Trend Micro has found 375 examples of mobile malware apps with World Cup lures, detailed in a 12 June blog by mobile threats analyst Veo Zhang, who warns that the apps are “lurking” in unauthorised/third-party app download stores, with most of them being variants of prevalent mobile malware families.
The discovery follows hot on the heels of attacks on World Cup sponsors and Brazilian government websites by hacktivist group Anonymous, and numerous phishing scams targeting fans.
The malware families found by Trend include App Fakery (ANDROIDOS_OPFAKE.CTD) and SMS Stealer (ANDROIDOS_SMSSTEALER.HBT). App Fakery works by mimicking popular mobile World Cup apps then, once installed, can subscribe the victim to premium services and steal data such as their contact list and messages.
SMS Stealer works in a similar way but can also block SMS messages, send unauthorised messages and download extra malware from its command and control server.
David Sancho, senior anti-virus researcher at Trend Micro, told SCMagazineUK.com via email: “Fakery and SMS stealers are generic names for apps that fake other apps - with added malicious content - and have C&C capabilities and SMS interception.”
Other exploits found by Trend include a new Trojan variant of App Fakery that charges users exorbitant fees for premium services they never actually used, and a World Cup slot game betting app (ANDROIDOS_MASNU.HNT) that filters payment confirmation messages so users don't realise how much money they've actually spent playing the game.
Zhang added: “Besides these malware, we also found quite a few high-risk apps also themed after the World Cup. Most, if not all, sport some sort of information theft routine, as well as pushing ad notifications/unwanted app advertisements.”
The revelations come the day after SCMagazineUK.com reported Anonymous has mounted a series of DDoS and website defacement attacks on sites run by World Cup sponsors and the Brazilian Government. The sponsors included Adidas, Budweiser, Coca-Cola, McDonalds, Sony and Visa.

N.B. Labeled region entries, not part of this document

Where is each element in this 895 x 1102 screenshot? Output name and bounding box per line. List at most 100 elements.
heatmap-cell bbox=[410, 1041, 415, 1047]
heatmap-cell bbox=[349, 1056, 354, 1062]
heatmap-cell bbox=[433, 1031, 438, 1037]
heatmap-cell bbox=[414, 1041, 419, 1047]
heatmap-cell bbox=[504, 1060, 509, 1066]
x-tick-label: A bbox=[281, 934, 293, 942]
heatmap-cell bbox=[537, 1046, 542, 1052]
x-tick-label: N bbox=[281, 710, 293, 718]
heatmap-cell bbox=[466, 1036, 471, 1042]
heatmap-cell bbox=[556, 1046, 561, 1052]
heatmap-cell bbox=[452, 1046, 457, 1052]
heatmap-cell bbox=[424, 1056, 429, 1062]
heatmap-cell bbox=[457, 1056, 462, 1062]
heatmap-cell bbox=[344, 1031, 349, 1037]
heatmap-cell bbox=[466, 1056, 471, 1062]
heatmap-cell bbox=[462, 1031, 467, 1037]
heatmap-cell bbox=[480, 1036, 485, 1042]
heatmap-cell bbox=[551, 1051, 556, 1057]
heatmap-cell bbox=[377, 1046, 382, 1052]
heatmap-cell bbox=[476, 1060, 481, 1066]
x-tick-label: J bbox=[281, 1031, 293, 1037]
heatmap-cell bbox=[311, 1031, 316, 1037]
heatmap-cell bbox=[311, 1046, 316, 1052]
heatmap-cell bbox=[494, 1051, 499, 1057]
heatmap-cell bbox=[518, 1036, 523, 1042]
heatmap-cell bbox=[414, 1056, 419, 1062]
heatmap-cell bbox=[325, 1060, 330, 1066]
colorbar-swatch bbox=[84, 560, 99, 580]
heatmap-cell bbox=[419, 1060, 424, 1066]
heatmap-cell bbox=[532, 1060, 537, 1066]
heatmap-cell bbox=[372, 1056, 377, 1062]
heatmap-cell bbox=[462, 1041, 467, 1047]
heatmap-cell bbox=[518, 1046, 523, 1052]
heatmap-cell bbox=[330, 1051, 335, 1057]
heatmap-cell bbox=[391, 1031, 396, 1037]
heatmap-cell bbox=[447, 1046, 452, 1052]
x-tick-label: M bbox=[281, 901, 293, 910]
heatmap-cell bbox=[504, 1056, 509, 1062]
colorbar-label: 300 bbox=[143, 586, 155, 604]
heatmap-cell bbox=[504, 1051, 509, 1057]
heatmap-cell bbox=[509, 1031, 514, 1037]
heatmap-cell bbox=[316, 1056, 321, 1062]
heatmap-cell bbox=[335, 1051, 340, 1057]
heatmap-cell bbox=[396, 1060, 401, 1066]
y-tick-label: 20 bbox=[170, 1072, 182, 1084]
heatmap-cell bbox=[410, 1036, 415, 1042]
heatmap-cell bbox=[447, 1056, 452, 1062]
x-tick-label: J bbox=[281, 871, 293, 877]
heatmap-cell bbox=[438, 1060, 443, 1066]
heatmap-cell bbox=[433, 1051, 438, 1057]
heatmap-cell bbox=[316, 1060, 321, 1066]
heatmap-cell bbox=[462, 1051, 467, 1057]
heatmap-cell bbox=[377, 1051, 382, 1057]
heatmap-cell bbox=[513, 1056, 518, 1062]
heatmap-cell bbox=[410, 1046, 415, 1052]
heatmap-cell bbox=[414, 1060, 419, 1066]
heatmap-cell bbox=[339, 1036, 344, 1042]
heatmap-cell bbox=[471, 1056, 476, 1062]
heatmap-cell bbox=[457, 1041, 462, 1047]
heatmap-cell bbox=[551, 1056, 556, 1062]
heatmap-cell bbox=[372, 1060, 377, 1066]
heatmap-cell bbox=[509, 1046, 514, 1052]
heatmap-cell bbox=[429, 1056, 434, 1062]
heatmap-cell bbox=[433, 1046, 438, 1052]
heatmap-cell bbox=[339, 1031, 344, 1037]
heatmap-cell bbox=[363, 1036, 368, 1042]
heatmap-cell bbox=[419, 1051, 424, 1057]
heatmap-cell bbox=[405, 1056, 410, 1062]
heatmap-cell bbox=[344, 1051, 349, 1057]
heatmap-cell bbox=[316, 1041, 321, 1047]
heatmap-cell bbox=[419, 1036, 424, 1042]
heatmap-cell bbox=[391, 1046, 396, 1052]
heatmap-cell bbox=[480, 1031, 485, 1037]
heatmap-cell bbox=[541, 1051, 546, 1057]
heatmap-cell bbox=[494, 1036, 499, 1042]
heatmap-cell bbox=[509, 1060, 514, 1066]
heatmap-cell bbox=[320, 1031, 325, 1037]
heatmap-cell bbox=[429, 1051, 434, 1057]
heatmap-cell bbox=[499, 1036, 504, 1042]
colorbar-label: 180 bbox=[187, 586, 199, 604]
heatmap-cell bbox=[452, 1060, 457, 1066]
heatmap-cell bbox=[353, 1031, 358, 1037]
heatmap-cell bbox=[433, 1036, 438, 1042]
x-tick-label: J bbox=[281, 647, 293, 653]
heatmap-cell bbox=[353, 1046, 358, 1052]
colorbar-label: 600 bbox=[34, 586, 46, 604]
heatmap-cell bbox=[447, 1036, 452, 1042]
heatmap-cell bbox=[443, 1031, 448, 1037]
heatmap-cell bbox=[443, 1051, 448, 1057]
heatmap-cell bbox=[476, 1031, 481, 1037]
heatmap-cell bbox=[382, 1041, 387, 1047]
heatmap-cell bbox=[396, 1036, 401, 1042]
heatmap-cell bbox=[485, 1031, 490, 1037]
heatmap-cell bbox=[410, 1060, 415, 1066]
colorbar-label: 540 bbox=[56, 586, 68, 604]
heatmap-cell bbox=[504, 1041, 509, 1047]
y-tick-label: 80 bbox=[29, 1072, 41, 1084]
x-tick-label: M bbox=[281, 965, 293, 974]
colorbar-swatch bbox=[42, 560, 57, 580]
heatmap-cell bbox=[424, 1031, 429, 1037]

They also follow numerous reports of World Cup-themed phishing scams in the run-up to the tournament – all of it threatening to overshadow the party started when Brazil won their opening match against Croatia 3:1 on Thursday.
But independent security consultant and cyber crime expert Adrian Culley, a former detective in Scotland Yard's computer crime unit, said these sorts of attacks have to be expected.
“We saw a range of concerted attacks at the UK Olympics two years ago, and it is no shock we are now finding World Cup-related cyber crime particularly aimed at Android and iOS phone users,” he told SC via email.
“The focus of major sporting events, quite rightly, should be entertainment and enjoyment. But sadly there is no shortage of criminals who seek to exploit this, seeking profit whilst people's guard may be down. These large events are highly attractive to criminals using social engineering techniques coupled with cyber know-how.”
Trend's Zheng advises: “While it may be a fact of life that big sporting events will inevitably have some sort of cyber criminal attack or campaign following close behind, being a victim of them isn't. Users are reminded not to download anything from third-party app download sites, and to utilise mobile security solutions in order to keep their mobile devices secure.”
Culley echoed this saying: “People should be wary of unauthorised apps - though don't miss out on the many excellent authorised ones. Also take special care to check for unauthorised transactions in any account you have associated with the purchase of online gaming credits, such as iTunes. As ever, always be careful what you click on. Avoid unofficial apps connected with the event.”
Meanwhile Carl Herberger, VP of security solutions at security firm Radware, told SC via email: “All eyes are on the World Cup and as there is a fervour from those who wish to be part of this global event, it has become a target-rich environment to spread malware to an extremely large and global audience. Fans who download apps or visit World Cup-related websites need to exercise extreme caution by visiting secured or trusted sources.”